With Domain Assurance, email senders first have their domains audited to be sure they are properly authenticated. Email authentication methods like SPF and DKIM are industry-accepted standards that confirm the identity of the sender of the email. In the Domain Assurance Dashboard, email senders can review authentication results from Return Path’s mailbox provider partners and the proprietary ISP-based Return Path Reputation Network. Senders can readily detect any malicious activity and initiate a proactive course of action to mitigate any damage.
Additionally, senders can validate email authentication results across all the email sent under their domains, including transactional, marketing, and corporate.

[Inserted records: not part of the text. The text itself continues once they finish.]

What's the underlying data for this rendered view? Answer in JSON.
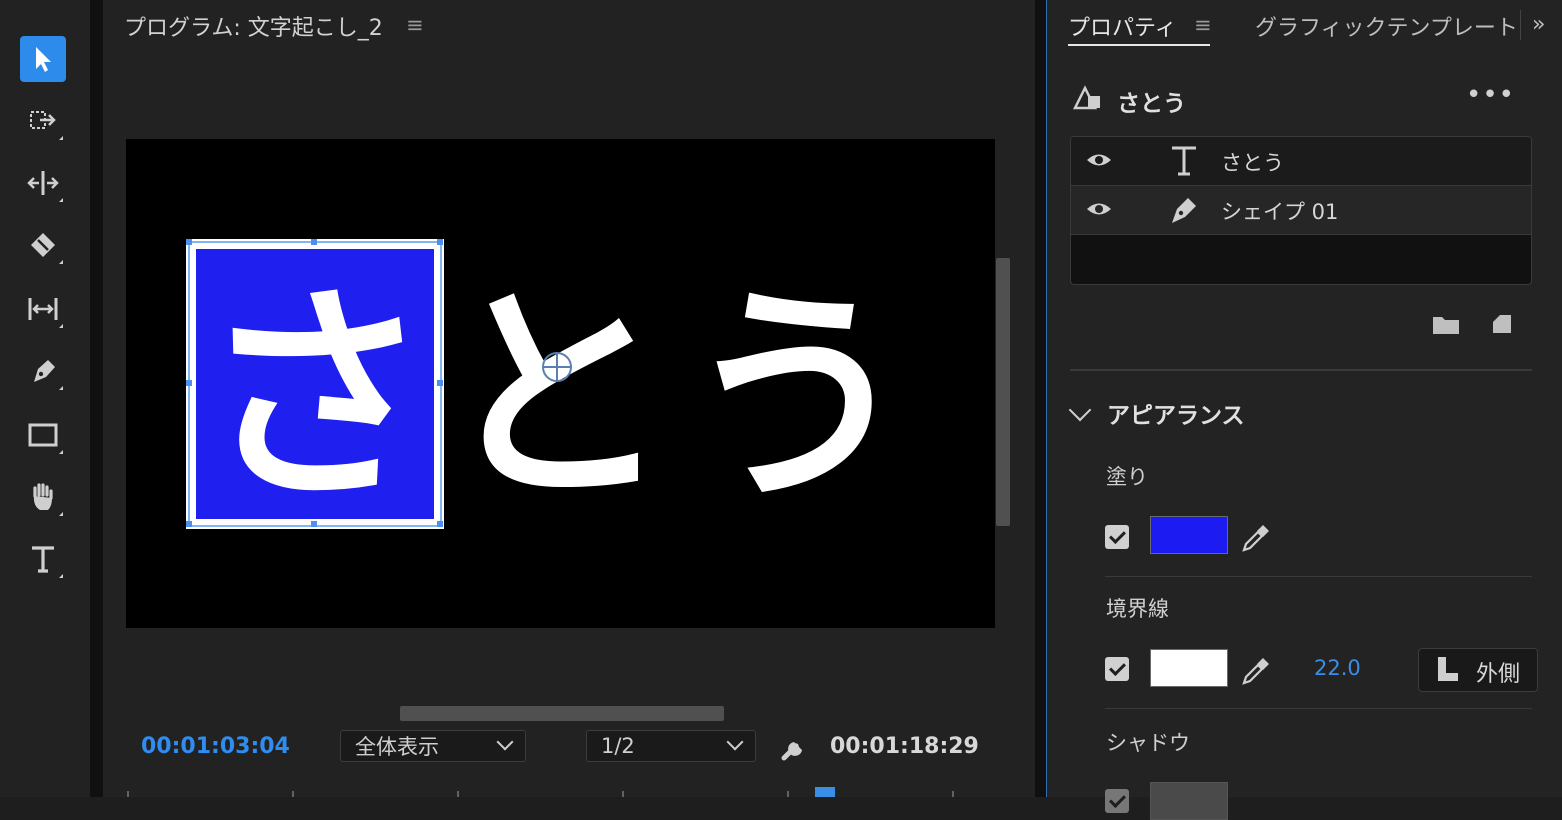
{
  "tools": {
    "items": [
      {
        "name": "selection-tool",
        "active": true
      },
      {
        "name": "track-select-tool",
        "active": false
      },
      {
        "name": "ripple-edit-tool",
        "active": false
      },
      {
        "name": "razor-tool",
        "active": false
      },
      {
        "name": "slip-tool",
        "active": false
      },
      {
        "name": "pen-tool",
        "active": false
      },
      {
        "name": "rectangle-tool",
        "active": false
      },
      {
        "name": "hand-tool",
        "active": false
      },
      {
        "name": "type-tool",
        "active": false
      }
    ],
    "accent": "#2d8ceb"
  },
  "monitor": {
    "title": "プログラム: 文字起こし_2",
    "menu_icon": "≡",
    "video_text": [
      "さ",
      "と",
      "う"
    ],
    "highlight_color": "#1f1ff0",
    "timecode_current": "00:01:03:04",
    "timecode_duration": "00:01:18:29",
    "zoom_label": "全体表示",
    "resolution_label": "1/2"
  },
  "panel": {
    "tab_properties": "プロパティ",
    "tab_menu": "≡",
    "tab_graphics": "グラフィックテンプレート",
    "more": "»",
    "layer_name": "さとう",
    "overflow": "•••",
    "layers": [
      {
        "label": "さとう",
        "kind": "text-layer-icon"
      },
      {
        "label": "シェイプ 01",
        "kind": "pen-layer-icon"
      }
    ],
    "appearance_title": "アピアランス",
    "fill_label": "塗り",
    "fill_color": "#1c1cf2",
    "stroke_label": "境界線",
    "stroke_color": "#ffffff",
    "stroke_width": "22.0",
    "stroke_position": "外側",
    "shadow_label": "シャドウ",
    "shadow_color": "#4a4a4a"
  }
}
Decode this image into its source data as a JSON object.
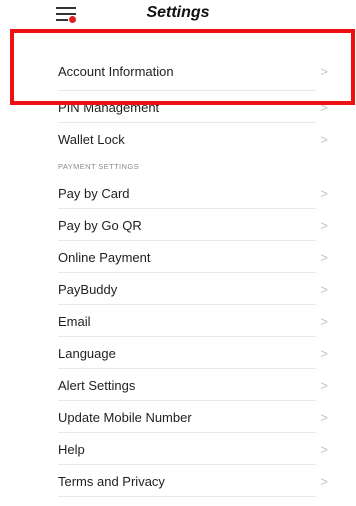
{
  "header": {
    "title": "Settings",
    "menu_icon": "menu-icon"
  },
  "colors": {
    "highlight": "#ee1111",
    "notification_dot": "#e02020",
    "chevron": "#c4c4c4"
  },
  "account": {
    "items": [
      {
        "label": "Account Information"
      },
      {
        "label": "PIN Management"
      },
      {
        "label": "Wallet Lock"
      }
    ]
  },
  "payment": {
    "section_label": "PAYMENT SETTINGS",
    "items": [
      {
        "label": "Pay by Card"
      },
      {
        "label": "Pay by Go QR"
      },
      {
        "label": "Online Payment"
      },
      {
        "label": "PayBuddy"
      },
      {
        "label": "Email"
      },
      {
        "label": "Language"
      },
      {
        "label": "Alert Settings"
      },
      {
        "label": "Update Mobile Number"
      },
      {
        "label": "Help"
      },
      {
        "label": "Terms and Privacy"
      }
    ]
  },
  "chevron_glyph": ">"
}
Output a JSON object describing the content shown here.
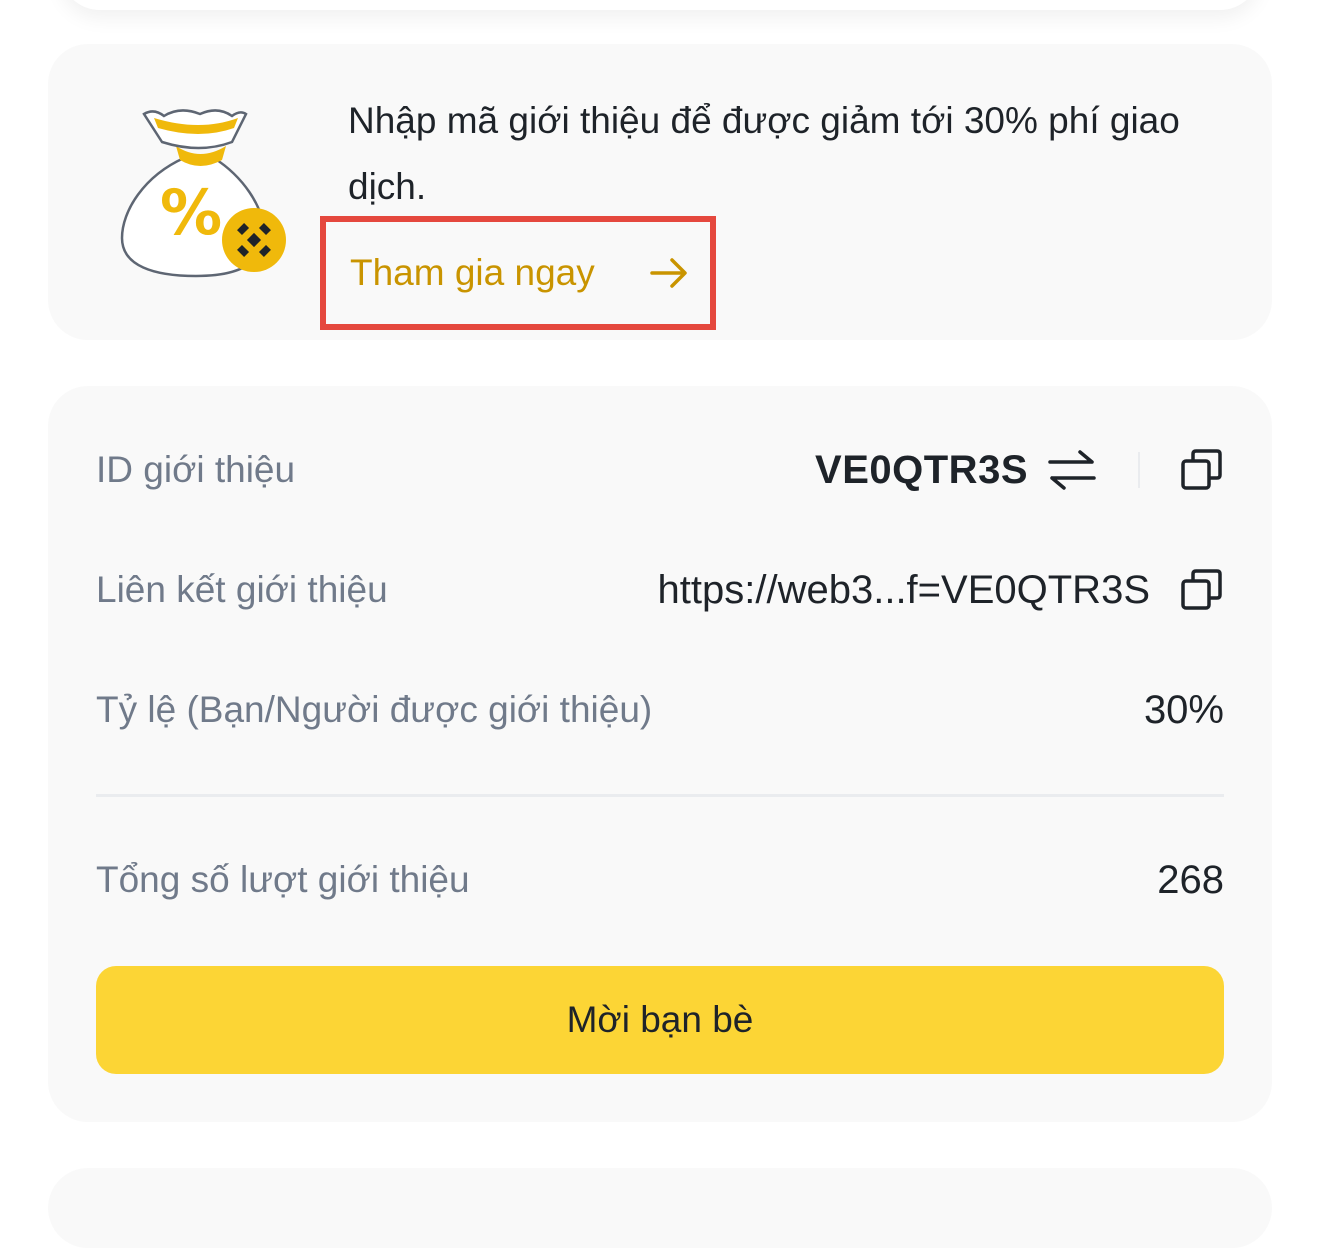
{
  "promo": {
    "message": "Nhập mã giới thiệu để được giảm tới 30% phí giao dịch.",
    "cta_label": "Tham gia ngay"
  },
  "referral": {
    "id_label": "ID giới thiệu",
    "id_value": "VE0QTR3S",
    "link_label": "Liên kết giới thiệu",
    "link_value": "https://web3...f=VE0QTR3S",
    "ratio_label": "Tỷ lệ (Bạn/Người được giới thiệu)",
    "ratio_value": "30%",
    "total_label": "Tổng số lượt giới thiệu",
    "total_value": "268",
    "invite_button": "Mời bạn bè"
  },
  "colors": {
    "accent_yellow": "#fcd535",
    "link_gold": "#c99400",
    "highlight_red": "#e5483e",
    "label_gray": "#707a8a",
    "text_dark": "#1e2329"
  },
  "icons": {
    "bag": "money-bag-percent-icon",
    "arrow": "arrow-right-icon",
    "swap": "swap-arrows-icon",
    "copy": "copy-icon"
  }
}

Once the sender has ensured that all their email is being authenticated, they can add their domains and sub-domains to the Domain Assurance Registry list for ISPs to automatically reject all mail coming from these registered domains that fail authentication. Email senders using Domain Assurance have access to rich data reports about their email, get alerted when fraudulent emails using their domains are observed, and are provided with email intelligence on attackers and phishing URLs so they can initiate the take down of fraudulent websites.
As I understand this service, it will not be for every company but more for high volume, high profile companies that are at the crossroads of sending a lot of emails themselves, but also having their brand or product name abused by people who are creating phishing messages. To mitigate the effect of phishing emails the audience should be educated, go to the root cause of the problem: sending phishing emails pays off, just like sending spam, sadly because they get response. If no-one would open or click through a spam or phishing message they have received the amount of spam and phishing messages being sent in the first place would drop to neglicible levels and services like these would not be necessary.